Я был поражен этим ее обвинением. Я, собирающийся обвинять ее во всех смертных грехах, сам был обвинен в том, о чем знал не хуже ее. О боги, о глубины подземного мира, эта падшая женщина проникла в самые потайные пещеры моей души, и ударила меня по самому больному месту!
– Да, – закричал я в ответ, – ты права, я давно уже не человек, а последнее гадкое насекомое, которое только можно найти на земле! Я действительно хуже, чем последняя мокрица, или таракан, но это касается только меня, и больше никого, слышишь ты, никого! Ты можешь гордиться тем, что так ловко и так метко разгадала мою самую главную тайну, которую я тщательно скрывал от людей! Ты опередила меня, потому что это я хотел обвинить тебя в том, что ты разводишься с мужем, обрекая детей жить без отца, и соблазняешь в лесу первого попавшегося человека!

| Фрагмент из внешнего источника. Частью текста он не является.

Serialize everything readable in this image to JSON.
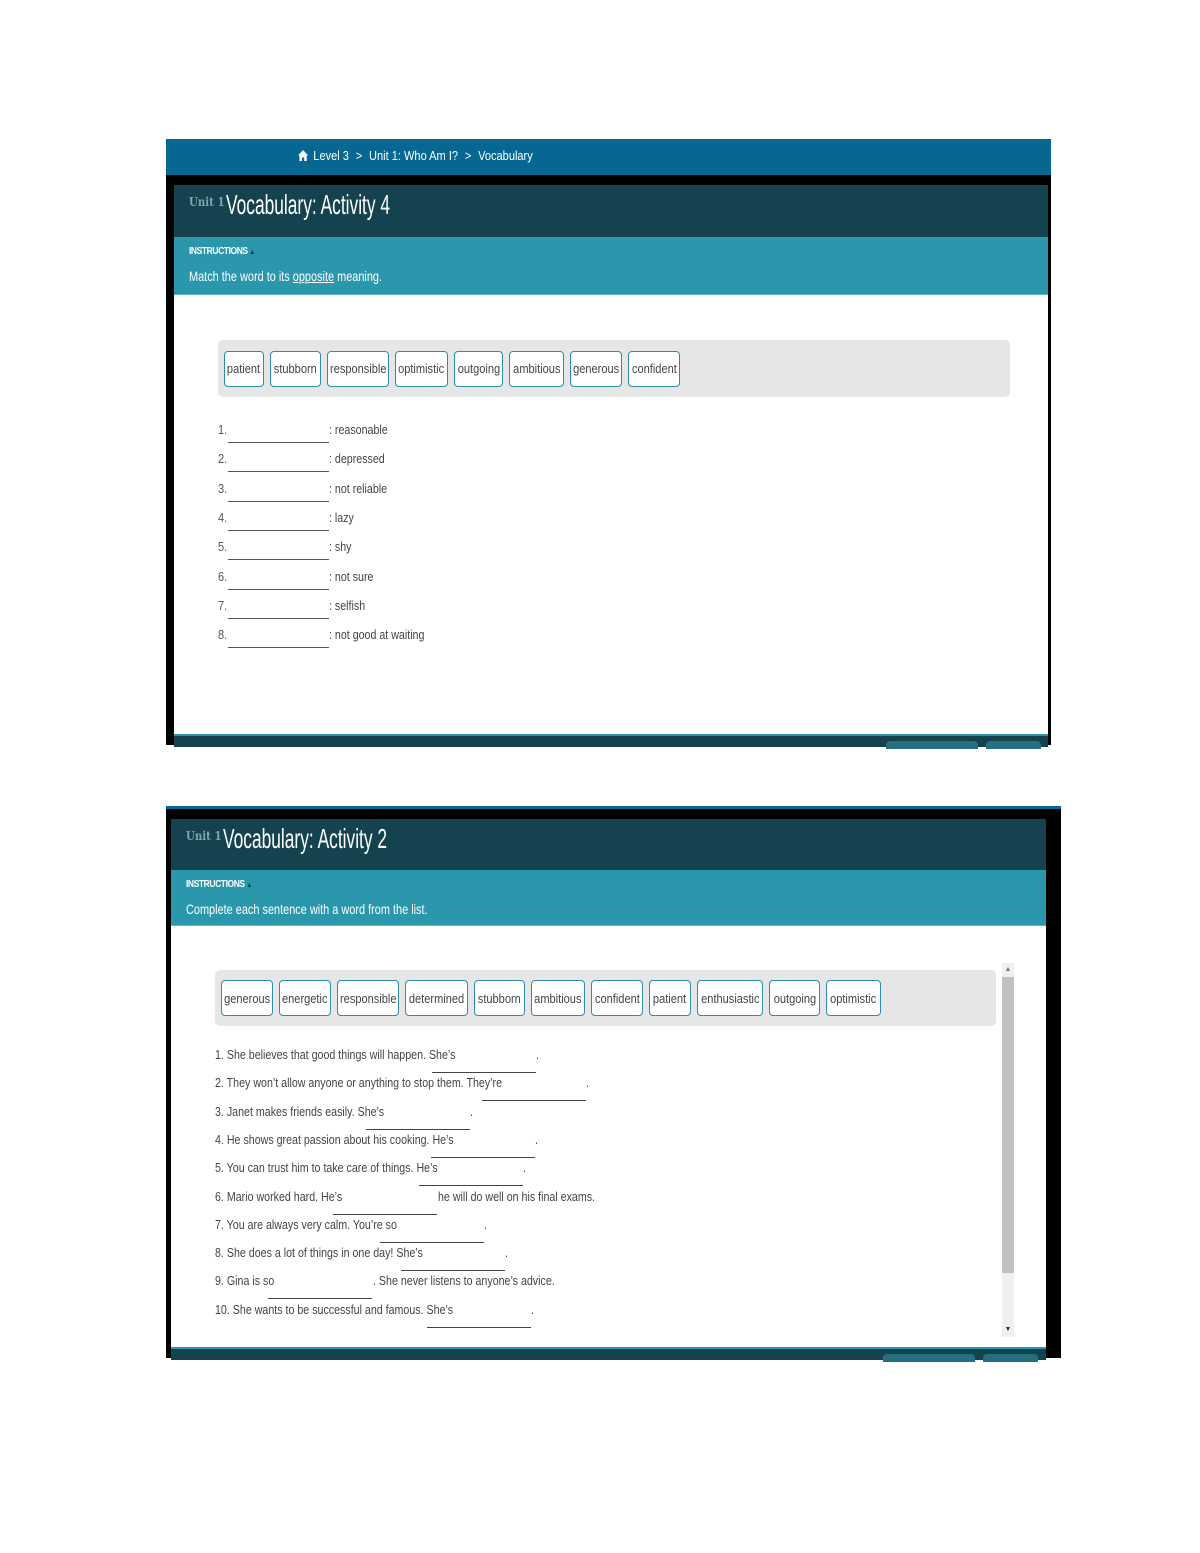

Можешь гордиться собой, я не буду теперь тебя ни в чем обвинять, потому что это не имеет уже никакого смысла! Вчера ты рыдала, упав на пол возле моих ног, а теперь ты смеешься, и торжествуешь, но знай же, что это торжество падшего существа, которое непременно понесет наказание за все, что оно сделало! Смейся, упивайся своим торжеством надо мной, а моей ноги отныне никогда не будет в твоем доме! И если ты все же родишь от меня дочь, или сына, скажи им, что их отец погиб на железной дороге от несчастного случая, или придумай еще какую-нибудь невероятную историю. Но лучше бы тебе все же от меня не рожать, потому что моя ненависть к тебе обязательно проснется в моих детях, и тебе не останется ничего иного, как повеситься от горя и собственного бессилия!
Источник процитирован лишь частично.